Key Differences and Clarifications Between Tauritus and Hamamatsu
While both cases explore the relationship between customs and transfer pricing, significant distinctions exist.Nature of the Adjustment:
- Hamamatsu: This case involved retrospective, profit-based transfer pricing adjustments (often arising from a TNMM) that could not be objectively determined at the time of import. These adjustments were perceived as influencing the price due to the related-party relationship, potentially invalidating the transaction value method.
- Tauritus: This case dealt with a scenario in which provisional prices were established at the time of import, with the final price determined later based on objective, contractually agreed-upon factors such as average market prices for specific goods (e.g., diesel and aircraft turbine fuel) and average exchange rates over a defined period. These were not unilateral profit adjustments but rather pre-agreed mechanisms for finalizing prices.
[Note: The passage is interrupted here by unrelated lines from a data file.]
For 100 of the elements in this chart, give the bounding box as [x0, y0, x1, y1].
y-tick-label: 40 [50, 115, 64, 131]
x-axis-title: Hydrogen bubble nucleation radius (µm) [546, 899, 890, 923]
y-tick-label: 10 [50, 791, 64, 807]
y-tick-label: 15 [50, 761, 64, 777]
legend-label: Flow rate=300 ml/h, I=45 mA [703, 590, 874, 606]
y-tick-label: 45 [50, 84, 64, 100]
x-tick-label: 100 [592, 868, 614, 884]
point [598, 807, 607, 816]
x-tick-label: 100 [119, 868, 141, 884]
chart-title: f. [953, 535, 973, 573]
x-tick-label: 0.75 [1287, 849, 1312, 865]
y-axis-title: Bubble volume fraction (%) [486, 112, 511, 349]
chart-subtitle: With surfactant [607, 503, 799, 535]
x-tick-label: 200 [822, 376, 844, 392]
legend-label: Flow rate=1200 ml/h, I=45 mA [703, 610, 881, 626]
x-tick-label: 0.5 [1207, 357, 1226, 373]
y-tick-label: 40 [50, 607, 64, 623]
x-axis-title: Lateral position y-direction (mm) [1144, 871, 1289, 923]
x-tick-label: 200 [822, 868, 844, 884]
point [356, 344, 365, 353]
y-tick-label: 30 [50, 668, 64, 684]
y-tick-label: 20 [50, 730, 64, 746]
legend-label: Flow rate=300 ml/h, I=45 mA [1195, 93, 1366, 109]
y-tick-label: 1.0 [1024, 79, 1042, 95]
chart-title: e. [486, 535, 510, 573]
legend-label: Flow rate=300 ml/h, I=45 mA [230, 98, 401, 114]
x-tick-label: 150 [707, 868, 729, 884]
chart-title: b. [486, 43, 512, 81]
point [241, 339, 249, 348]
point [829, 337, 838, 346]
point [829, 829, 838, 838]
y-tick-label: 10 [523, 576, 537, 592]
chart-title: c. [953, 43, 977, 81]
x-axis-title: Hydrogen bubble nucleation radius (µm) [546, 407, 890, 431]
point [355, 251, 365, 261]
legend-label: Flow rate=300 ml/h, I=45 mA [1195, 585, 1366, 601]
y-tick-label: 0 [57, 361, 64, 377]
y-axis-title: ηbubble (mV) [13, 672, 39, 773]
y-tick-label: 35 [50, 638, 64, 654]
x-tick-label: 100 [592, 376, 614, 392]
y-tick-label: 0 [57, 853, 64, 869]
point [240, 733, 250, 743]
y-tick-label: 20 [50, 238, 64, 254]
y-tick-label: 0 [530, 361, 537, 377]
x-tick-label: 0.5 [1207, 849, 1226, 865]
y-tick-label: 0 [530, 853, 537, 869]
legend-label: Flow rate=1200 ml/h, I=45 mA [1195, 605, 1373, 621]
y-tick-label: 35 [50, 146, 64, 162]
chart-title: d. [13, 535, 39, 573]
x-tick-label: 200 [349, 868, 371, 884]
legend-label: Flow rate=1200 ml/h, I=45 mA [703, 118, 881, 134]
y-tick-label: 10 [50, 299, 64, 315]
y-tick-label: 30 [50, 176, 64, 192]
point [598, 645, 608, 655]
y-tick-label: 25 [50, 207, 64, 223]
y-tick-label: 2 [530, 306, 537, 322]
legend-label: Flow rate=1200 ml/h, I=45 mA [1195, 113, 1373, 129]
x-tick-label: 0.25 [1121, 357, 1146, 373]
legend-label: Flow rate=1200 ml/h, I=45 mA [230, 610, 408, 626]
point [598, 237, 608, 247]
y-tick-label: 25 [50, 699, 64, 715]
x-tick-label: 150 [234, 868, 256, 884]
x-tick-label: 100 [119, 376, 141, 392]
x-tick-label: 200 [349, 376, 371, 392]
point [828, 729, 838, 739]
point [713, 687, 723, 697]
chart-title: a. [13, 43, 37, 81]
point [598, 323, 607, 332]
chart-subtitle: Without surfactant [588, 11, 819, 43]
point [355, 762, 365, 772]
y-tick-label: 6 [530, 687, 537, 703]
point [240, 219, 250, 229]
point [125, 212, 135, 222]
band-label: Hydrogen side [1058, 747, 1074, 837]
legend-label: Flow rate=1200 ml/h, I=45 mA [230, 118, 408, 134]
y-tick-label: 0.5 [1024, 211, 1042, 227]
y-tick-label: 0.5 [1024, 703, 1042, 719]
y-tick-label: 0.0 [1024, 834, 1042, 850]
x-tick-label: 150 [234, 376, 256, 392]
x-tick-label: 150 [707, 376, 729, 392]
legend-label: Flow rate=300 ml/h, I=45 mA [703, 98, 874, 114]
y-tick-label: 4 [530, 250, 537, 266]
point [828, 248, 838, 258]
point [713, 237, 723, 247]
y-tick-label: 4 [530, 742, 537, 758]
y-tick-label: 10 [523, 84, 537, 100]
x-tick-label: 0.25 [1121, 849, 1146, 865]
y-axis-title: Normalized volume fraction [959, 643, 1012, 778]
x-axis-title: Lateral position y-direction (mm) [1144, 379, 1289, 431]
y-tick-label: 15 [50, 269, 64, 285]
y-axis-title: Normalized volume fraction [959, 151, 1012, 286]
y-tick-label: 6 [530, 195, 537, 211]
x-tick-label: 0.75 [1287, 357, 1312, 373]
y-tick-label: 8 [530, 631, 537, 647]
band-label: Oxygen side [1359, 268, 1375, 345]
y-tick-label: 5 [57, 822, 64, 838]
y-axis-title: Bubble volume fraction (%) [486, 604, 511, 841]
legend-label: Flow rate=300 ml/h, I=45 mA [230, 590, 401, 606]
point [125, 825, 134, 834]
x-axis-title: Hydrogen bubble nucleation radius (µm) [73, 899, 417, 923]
- Hamamatsu: The ruling emphasised that the "price actually paid or payable" must be objectively ascertainable when the customs declaration is accepted. If the final price is unknown and contingent on future, non-objective factors (such as achieving a target profit margin), the transaction value method cannot be applied.
- Tauritus: The ruling clarified that even if only a provisional price is known at the time of import, the transaction value method can still be utilised if the sales contract specifies that the final price will be established later based on predetermined objective criteria that are independent of the parties' unilateral decisions or overall profitability goals. The court affirmed that the "price actually paid or payable" still reflects the economic value of the goods, even if its exact amount is determined later by objective factors.
- Hamamatsu: This ruling implied that the type of ex post adjustments typical of transfer pricing (especially downward adjustments) were not permissible for reducing customs value and could result in the outright rejection of the transaction value method.
- Tauritus: This case explicitly recognised that when a provisional price is utilised, and the final price is determined by objective criteria, supplementary declarations (as outlined in Article 167 of the Union Customs Code - UCC) are the appropriate mechanism for amending the customs value once the final price is known. This means that if the final price is higher, additional duties must be paid; if it is lower, a refund may be claimed (subject to other conditions).
Impact of Tauritus on Hamamatsu’s Legacy
The Tauritus ruling has significant implications for both customs and transfer pricing strategies:- Implications for Customs: From a customs perspective, the transaction value method is emphasised as the appropriate primary approach for determining customs value, promoting a more streamlined process, and reducing reliance on more complex methods. It is strongly advised that entities enter into contracts in which final prices are determined by external criteria (e.g., market prices) that are not influenced by any party. Furthermore, accurate and timely declarations must be adhered to once the final price is determined.
- Implications for Transfer Pricing: It is essential to consider the customs perspective when formulating a transfer pricing policy to avoid potential disputes with customs and tax authorities. Compliance and documentation should be integral to business operations to mitigate the risk of customs claims. Additionally, a differentiated transfer pricing strategy should be developed based on objective market-based pricing mechanisms rather than profit-driven motives within the group.